Machine learning tools for the characterization of bioactive metabolites derived from different parts of Ochrosia elliptica Labill. for the management of Alzheimer's disease.

Currently, natural products are one of the most valuable resources for discovering novel chemical medicinal entities. A total of 41 compounds were tentatively identified from the stems, barks, roots, and fruits of Ochrosia elliptica Labill. using UPLC-MS/MS analysis. The binding affinities of these biomarkers for the active sites of acetyl- and butyryl-cholinesterase enzymes were further validated using molecular docking studies, which showed good results with (-)C-Docker interaction energy ranges of 30.17-86.73 and 26.81-72.42 (kcal mol(-1)), respectively. The most active predicted compound was a quercetin derivative [quercetin-3-O-rhamnosyl-(1-3)-rhamnosyl-(1-6)-hexoside, E = -86.73, -72.42 kcal mol(-1)], which was subjected to dynamic simulation studies against the two enzymes to investigate the stability of the docked conformation. Root-mean-square fluctuations (RMSFs) showed values of 0.25-4.0 and 0.50-4.75 compared to free-state protein RMSF values of 0.25-4.5 and 0.5-7.5, revealing stable fluctuations over time after docking of this compound to AChE and BChE active pockets, respectively.

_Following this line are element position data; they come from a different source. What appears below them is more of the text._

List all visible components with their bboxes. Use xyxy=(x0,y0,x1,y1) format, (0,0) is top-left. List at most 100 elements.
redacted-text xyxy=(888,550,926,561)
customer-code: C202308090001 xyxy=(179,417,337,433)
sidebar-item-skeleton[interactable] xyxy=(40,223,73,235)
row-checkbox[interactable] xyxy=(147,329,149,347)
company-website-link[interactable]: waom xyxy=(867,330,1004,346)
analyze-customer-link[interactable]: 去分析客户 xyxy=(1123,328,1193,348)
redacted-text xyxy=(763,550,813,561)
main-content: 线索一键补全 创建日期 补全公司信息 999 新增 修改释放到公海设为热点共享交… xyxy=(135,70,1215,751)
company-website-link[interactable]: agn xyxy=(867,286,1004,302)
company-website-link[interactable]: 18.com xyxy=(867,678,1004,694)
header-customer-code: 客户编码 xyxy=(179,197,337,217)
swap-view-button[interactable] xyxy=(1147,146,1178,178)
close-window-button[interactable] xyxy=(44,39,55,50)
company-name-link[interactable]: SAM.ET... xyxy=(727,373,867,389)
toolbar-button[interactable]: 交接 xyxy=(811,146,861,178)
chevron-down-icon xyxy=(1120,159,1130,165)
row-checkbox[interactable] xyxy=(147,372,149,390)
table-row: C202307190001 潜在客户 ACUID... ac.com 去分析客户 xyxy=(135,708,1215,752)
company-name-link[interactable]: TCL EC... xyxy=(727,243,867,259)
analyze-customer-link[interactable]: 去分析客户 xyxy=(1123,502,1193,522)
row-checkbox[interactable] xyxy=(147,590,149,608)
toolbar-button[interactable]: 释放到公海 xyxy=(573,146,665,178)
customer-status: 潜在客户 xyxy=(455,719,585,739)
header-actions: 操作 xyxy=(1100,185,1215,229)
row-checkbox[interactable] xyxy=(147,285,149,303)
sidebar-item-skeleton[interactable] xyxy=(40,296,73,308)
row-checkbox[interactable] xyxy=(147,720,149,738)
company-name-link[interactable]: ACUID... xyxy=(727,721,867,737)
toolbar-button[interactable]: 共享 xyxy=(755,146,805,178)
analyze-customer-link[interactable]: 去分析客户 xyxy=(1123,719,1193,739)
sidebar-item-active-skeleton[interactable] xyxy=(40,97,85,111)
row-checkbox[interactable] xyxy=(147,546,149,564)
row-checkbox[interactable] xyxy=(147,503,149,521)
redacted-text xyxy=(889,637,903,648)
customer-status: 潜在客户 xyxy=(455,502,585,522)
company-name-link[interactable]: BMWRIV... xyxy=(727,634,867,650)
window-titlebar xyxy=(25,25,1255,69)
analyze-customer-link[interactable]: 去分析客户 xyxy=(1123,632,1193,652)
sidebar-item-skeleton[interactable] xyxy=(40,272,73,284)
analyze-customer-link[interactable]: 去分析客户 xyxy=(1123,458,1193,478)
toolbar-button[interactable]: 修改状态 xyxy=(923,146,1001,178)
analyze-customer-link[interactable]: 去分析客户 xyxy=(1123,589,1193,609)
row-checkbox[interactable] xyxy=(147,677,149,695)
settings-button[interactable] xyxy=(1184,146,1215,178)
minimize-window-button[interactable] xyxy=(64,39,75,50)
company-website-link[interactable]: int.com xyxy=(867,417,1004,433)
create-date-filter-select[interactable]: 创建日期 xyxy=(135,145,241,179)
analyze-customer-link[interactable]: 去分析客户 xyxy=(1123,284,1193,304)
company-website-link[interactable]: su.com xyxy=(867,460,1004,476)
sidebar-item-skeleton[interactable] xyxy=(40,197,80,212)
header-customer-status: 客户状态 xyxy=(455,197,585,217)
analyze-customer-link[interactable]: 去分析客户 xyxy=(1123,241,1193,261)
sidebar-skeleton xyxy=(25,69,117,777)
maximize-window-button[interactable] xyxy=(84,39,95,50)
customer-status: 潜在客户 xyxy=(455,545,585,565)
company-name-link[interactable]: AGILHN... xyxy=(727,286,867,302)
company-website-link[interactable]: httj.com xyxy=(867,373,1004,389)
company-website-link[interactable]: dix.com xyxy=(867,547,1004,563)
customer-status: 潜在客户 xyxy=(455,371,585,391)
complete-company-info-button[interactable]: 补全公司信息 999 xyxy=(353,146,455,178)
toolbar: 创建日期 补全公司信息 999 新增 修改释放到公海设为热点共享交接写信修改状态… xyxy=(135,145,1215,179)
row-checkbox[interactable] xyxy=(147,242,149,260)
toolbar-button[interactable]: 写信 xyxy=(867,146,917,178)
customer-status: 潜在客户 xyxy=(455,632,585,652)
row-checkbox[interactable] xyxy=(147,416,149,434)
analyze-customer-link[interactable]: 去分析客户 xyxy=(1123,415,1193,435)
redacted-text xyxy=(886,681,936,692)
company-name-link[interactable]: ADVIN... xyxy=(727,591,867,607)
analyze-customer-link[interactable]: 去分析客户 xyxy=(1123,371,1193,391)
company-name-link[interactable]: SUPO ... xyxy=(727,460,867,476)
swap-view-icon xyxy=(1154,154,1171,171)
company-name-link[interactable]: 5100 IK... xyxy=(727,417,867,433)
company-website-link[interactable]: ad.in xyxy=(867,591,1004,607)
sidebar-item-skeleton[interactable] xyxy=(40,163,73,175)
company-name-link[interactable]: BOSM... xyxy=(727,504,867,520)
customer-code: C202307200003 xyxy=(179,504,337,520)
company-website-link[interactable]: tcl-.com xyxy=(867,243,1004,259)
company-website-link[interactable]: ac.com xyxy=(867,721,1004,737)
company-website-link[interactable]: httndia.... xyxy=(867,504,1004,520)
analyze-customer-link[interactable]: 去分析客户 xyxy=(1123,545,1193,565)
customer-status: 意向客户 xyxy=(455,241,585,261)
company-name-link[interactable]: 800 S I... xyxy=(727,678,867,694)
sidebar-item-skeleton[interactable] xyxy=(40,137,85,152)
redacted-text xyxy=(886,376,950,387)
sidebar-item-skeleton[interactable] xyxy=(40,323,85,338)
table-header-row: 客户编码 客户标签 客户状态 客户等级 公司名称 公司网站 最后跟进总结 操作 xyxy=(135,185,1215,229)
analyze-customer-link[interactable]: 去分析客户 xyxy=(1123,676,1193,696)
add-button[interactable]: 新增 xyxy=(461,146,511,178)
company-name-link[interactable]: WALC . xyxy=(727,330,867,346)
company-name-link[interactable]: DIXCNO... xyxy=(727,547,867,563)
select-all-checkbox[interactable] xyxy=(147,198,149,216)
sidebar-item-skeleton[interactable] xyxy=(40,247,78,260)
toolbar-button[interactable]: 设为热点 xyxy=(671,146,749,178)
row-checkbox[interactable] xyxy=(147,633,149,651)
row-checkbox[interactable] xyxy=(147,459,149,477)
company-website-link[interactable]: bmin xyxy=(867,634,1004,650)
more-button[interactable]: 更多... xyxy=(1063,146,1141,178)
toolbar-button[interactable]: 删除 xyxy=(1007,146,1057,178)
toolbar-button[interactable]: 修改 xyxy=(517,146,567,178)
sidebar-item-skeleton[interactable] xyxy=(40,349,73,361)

AI in pharmacology can significantly improve patient outcomes and advance healthcare. Ligand binding or catalytic sites for AzrBmH21, AzrBmH22/3, and AzrBmH24/5 were predicted using a machine learning algorithm based on the Prank Web and DeepSite chemoinformatics tools. These findings will establish a scientific foundation for further investigations into the Ochrosia genus, particularly in relation to Alzheimer's disease.